Jeszcze na początku tygodnia planowane przeprowadzenie wyborów w Letnicy wcale nie było takie pewne. W poniedziałek, 6 maja, oficjalny portal miasta www.gdansk.pl informował, że zarejestrowało się zaledwie dziewięciu kandydatów. Tymczasem, by móc przeprowadzić wybory do Rady tej dzielnicy potrzebnych jest minimum 16 osób.
Dopiero w piątek udało się zebrać wymaganą liczbę kandydatów do RD. O miejsce w Radzie będzie się ubiegać 17 osób. Przypomnijmy, Letnica jest jedyną gdańską dzielnicą, w której kandydatom na radnych nie udało się zebrać w wyznaczonym terminie wymaganej liczby podpisów poparcia.
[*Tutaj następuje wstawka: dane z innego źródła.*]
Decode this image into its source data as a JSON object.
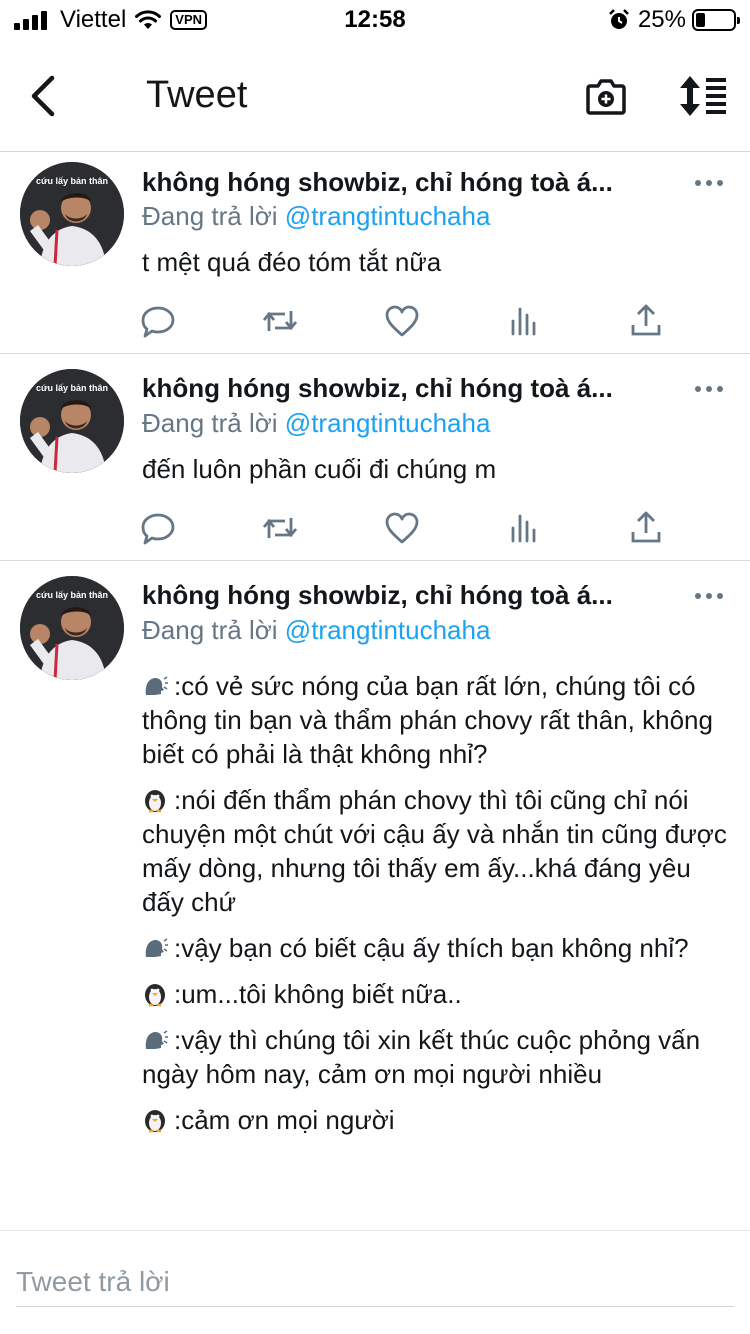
{
  "status_bar": {
    "carrier": "Viettel",
    "vpn": "VPN",
    "time": "12:58",
    "battery_percent": "25%",
    "battery_level": 0.25
  },
  "nav": {
    "title": "Tweet",
    "back_icon": "chevron-left-icon",
    "camera_icon": "camera-add-icon",
    "sort_icon": "sort-icon"
  },
  "tweets": [
    {
      "name": "không hóng showbiz, chỉ hóng toà á...",
      "reply_prefix": "Đang trả lời",
      "handle": "@trangtintuchaha",
      "text": "t mệt quá đéo tóm tắt nữa",
      "avatar_caption": "cứu lấy bản thân"
    },
    {
      "name": "không hóng showbiz, chỉ hóng toà á...",
      "reply_prefix": "Đang trả lời",
      "handle": "@trangtintuchaha",
      "text": "đến luôn phần cuối đi chúng m",
      "avatar_caption": "cứu lấy bản thân"
    },
    {
      "name": "không hóng showbiz, chỉ hóng toà á...",
      "reply_prefix": "Đang trả lời",
      "handle": "@trangtintuchaha",
      "avatar_caption": "cứu lấy bản thân",
      "lines": [
        {
          "speaker": "speaking-head-emoji",
          "text": ":có vẻ sức nóng của bạn rất lớn, chúng tôi có thông tin bạn và thẩm phán chovy rất thân, không biết có phải là thật không nhỉ?"
        },
        {
          "speaker": "penguin-emoji",
          "text": ":nói đến thẩm phán chovy thì tôi cũng chỉ nói chuyện một chút với cậu ấy và nhắn tin cũng được mấy dòng, nhưng tôi thấy em ấy...khá đáng yêu đấy chứ"
        },
        {
          "speaker": "speaking-head-emoji",
          "text": ":vậy bạn có biết cậu ấy thích bạn không nhỉ?"
        },
        {
          "speaker": "penguin-emoji",
          "text": ":um...tôi không biết nữa.."
        },
        {
          "speaker": "speaking-head-emoji",
          "text": ":vậy thì chúng tôi xin kết thúc cuộc phỏng vấn ngày hôm nay, cảm ơn mọi người nhiều"
        },
        {
          "speaker": "penguin-emoji",
          "text": ":cảm ơn mọi người"
        }
      ]
    }
  ],
  "actions": [
    "reply-icon",
    "retweet-icon",
    "like-icon",
    "analytics-icon",
    "share-icon"
  ],
  "composer": {
    "placeholder": "Tweet trả lời"
  },
  "colors": {
    "link": "#1da1f2",
    "secondary_text": "#657786",
    "icon": "#657786"
  }
}
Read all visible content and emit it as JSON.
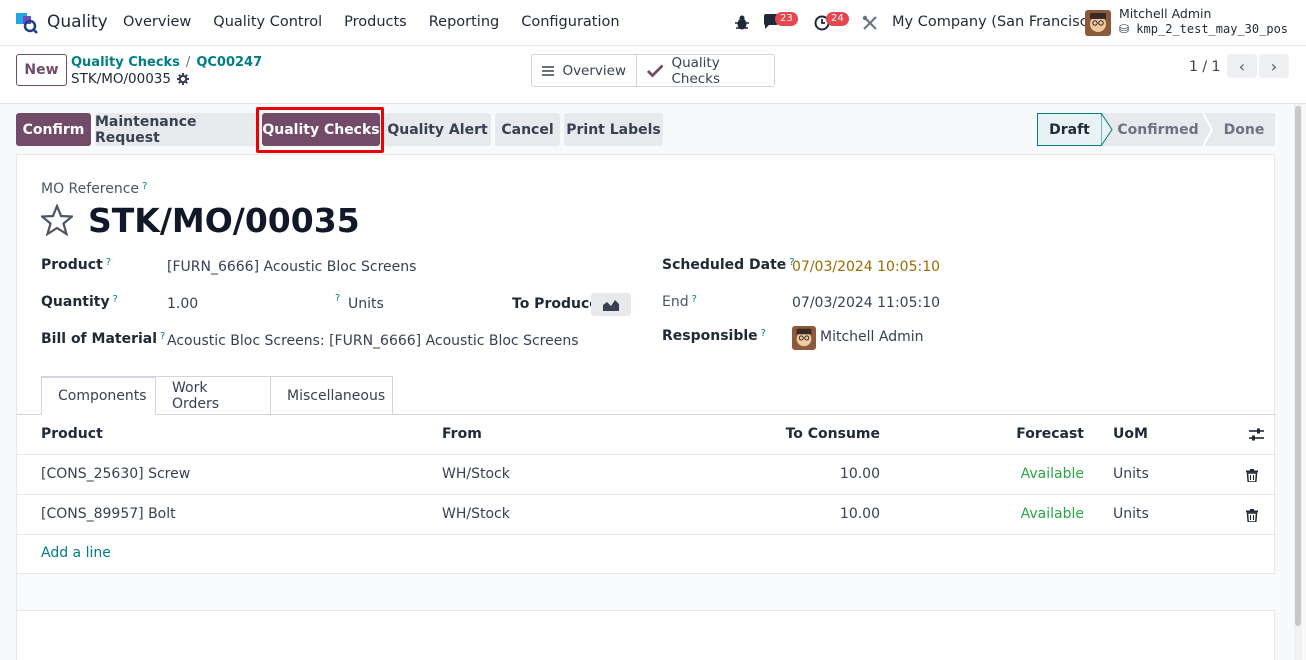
{
  "navbar": {
    "app_name": "Quality",
    "menu": [
      "Overview",
      "Quality Control",
      "Products",
      "Reporting",
      "Configuration"
    ],
    "chat_count": "23",
    "activity_count": "24",
    "company": "My Company (San Francisco)",
    "user_name": "Mitchell Admin",
    "db_name": "kmp_2_test_may_30_pos"
  },
  "control": {
    "new_label": "New",
    "breadcrumb_parent": "Quality Checks",
    "breadcrumb_sep": "/",
    "breadcrumb_current": "QC00247",
    "record": "STK/MO/00035",
    "smart_overview": "Overview",
    "smart_quality_checks": "Quality Checks",
    "pager": "1 / 1"
  },
  "actions": {
    "confirm": "Confirm",
    "maintenance": "Maintenance Request",
    "quality_checks": "Quality Checks",
    "quality_alert": "Quality Alert",
    "cancel": "Cancel",
    "print_labels": "Print Labels"
  },
  "stages": [
    "Draft",
    "Confirmed",
    "Done"
  ],
  "form": {
    "mo_reference_label": "MO Reference",
    "title": "STK/MO/00035",
    "product_label": "Product",
    "product_value": "[FURN_6666] Acoustic Bloc Screens",
    "quantity_label": "Quantity",
    "quantity_value": "1.00",
    "uom_value": "Units",
    "to_produce_label": "To Produce",
    "bom_label": "Bill of Material",
    "bom_value": "Acoustic Bloc Screens: [FURN_6666] Acoustic Bloc Screens",
    "scheduled_label": "Scheduled Date",
    "scheduled_value": "07/03/2024 10:05:10",
    "end_label": "End",
    "end_value": "07/03/2024 11:05:10",
    "responsible_label": "Responsible",
    "responsible_value": "Mitchell Admin",
    "help_mark": "?"
  },
  "tabs": [
    "Components",
    "Work Orders",
    "Miscellaneous"
  ],
  "table": {
    "headers": [
      "Product",
      "From",
      "To Consume",
      "Forecast",
      "UoM"
    ],
    "rows": [
      {
        "product": "[CONS_25630] Screw",
        "from": "WH/Stock",
        "consume": "10.00",
        "forecast": "Available",
        "uom": "Units"
      },
      {
        "product": "[CONS_89957] Bolt",
        "from": "WH/Stock",
        "consume": "10.00",
        "forecast": "Available",
        "uom": "Units"
      }
    ],
    "add_line": "Add a line"
  },
  "colors": {
    "brand": "#714b67",
    "link": "#017e84",
    "available": "#28a745",
    "badge": "#e6464e",
    "highlight": "#e00000"
  }
}
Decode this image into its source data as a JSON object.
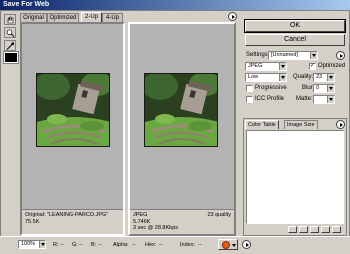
{
  "window": {
    "title": "Save For Web"
  },
  "tabs": [
    {
      "label": "Original"
    },
    {
      "label": "Optimized"
    },
    {
      "label": "2-Up"
    },
    {
      "label": "4-Up"
    }
  ],
  "active_tab": "2-Up",
  "panes": {
    "left": {
      "filename": "Original: \"LEANING-PARCO.JPG\"",
      "size": "75.5K"
    },
    "right": {
      "format": "JPEG",
      "size": "5.746K",
      "time": "3 sec @ 28.8Kbps",
      "quality": "23 quality"
    }
  },
  "buttons": {
    "ok": "OK",
    "cancel": "Cancel"
  },
  "settings": {
    "settings_label": "Settings:",
    "preset": "[Unnamed]",
    "format": "JPEG",
    "optimized_label": "Optimized",
    "optimized_checked": true,
    "quality_level": "Low",
    "quality_label": "Quality:",
    "quality_value": "23",
    "progressive_label": "Progressive",
    "progressive_checked": false,
    "blur_label": "Blur:",
    "blur_value": "0",
    "icc_label": "ICC Profile",
    "icc_checked": false,
    "matte_label": "Matte:",
    "matte_value": ""
  },
  "panel_tabs": [
    {
      "label": "Color Table"
    },
    {
      "label": "Image Size"
    }
  ],
  "status": {
    "zoom": "100%",
    "r": "R:",
    "g": "G:",
    "b": "B:",
    "alpha": "Alpha:",
    "hex": "Hex:",
    "index": "Index:",
    "r_value": "--",
    "g_value": "--",
    "b_value": "--",
    "alpha_value": "--",
    "hex_value": "--",
    "index_value": "--"
  },
  "icons": [
    "hand-icon",
    "zoom-icon",
    "eyedropper-icon",
    "eyedropper-color-swatch",
    "panel-menu-icon",
    "browser-preview-icon"
  ],
  "colors": {
    "title_start": "#0a246a",
    "title_end": "#a6caf0",
    "canvas": "#b3b3b3",
    "chrome": "#d4d0c8"
  }
}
W związku z tym, wybory nie odbyły się tutaj tak jak w pozostałych 34 dzielnicach - 24 marca.
Mimo wszystko część mieszkańców Letnicy postanowiła zawalczyć o powstanie Rady. Aby wybory mogły się odbyć w innym terminie, uruchomiona została procedura obowiązująca w przypadku powoływania Rady Dzielnicy po raz pierwszy. Mieszkańcy musieli zebrać głosy poparcia za utworzeniem RD - w tym przypadku potrzebne było minimum 130 podpisów.
Dodajmy, że praca w Radzie Dzielnicy ma charakter społeczny, a wynagrodzenie otrzymują jedynie członkowie zarządu RD. Radnym może zostać osoba pełnoletnia, nieskazana prawomocnym wyrokiem na karę pozbawienia wolności. Co ważne, kandydat musi być mieszkańcem dzielnicy, w której kandyduje i znajdować się w lokalnym rejestrze wyborców. Dodatkowym atutem jest działanie na rzecz innych mieszkańców i angażowanie się w lokalne projekty.
Każdy, kto zdecydował się kandydować, musiał wypełnić specjalny formularz i dołączyć do niego podpisy poparcia co najmniej 30 mieszkańców ujętych w stałym rejestrze wyborców. Ten wymóg bywał najbardziej kłopotliwy dla części kandydatów, także w innych rejonach Gdańska.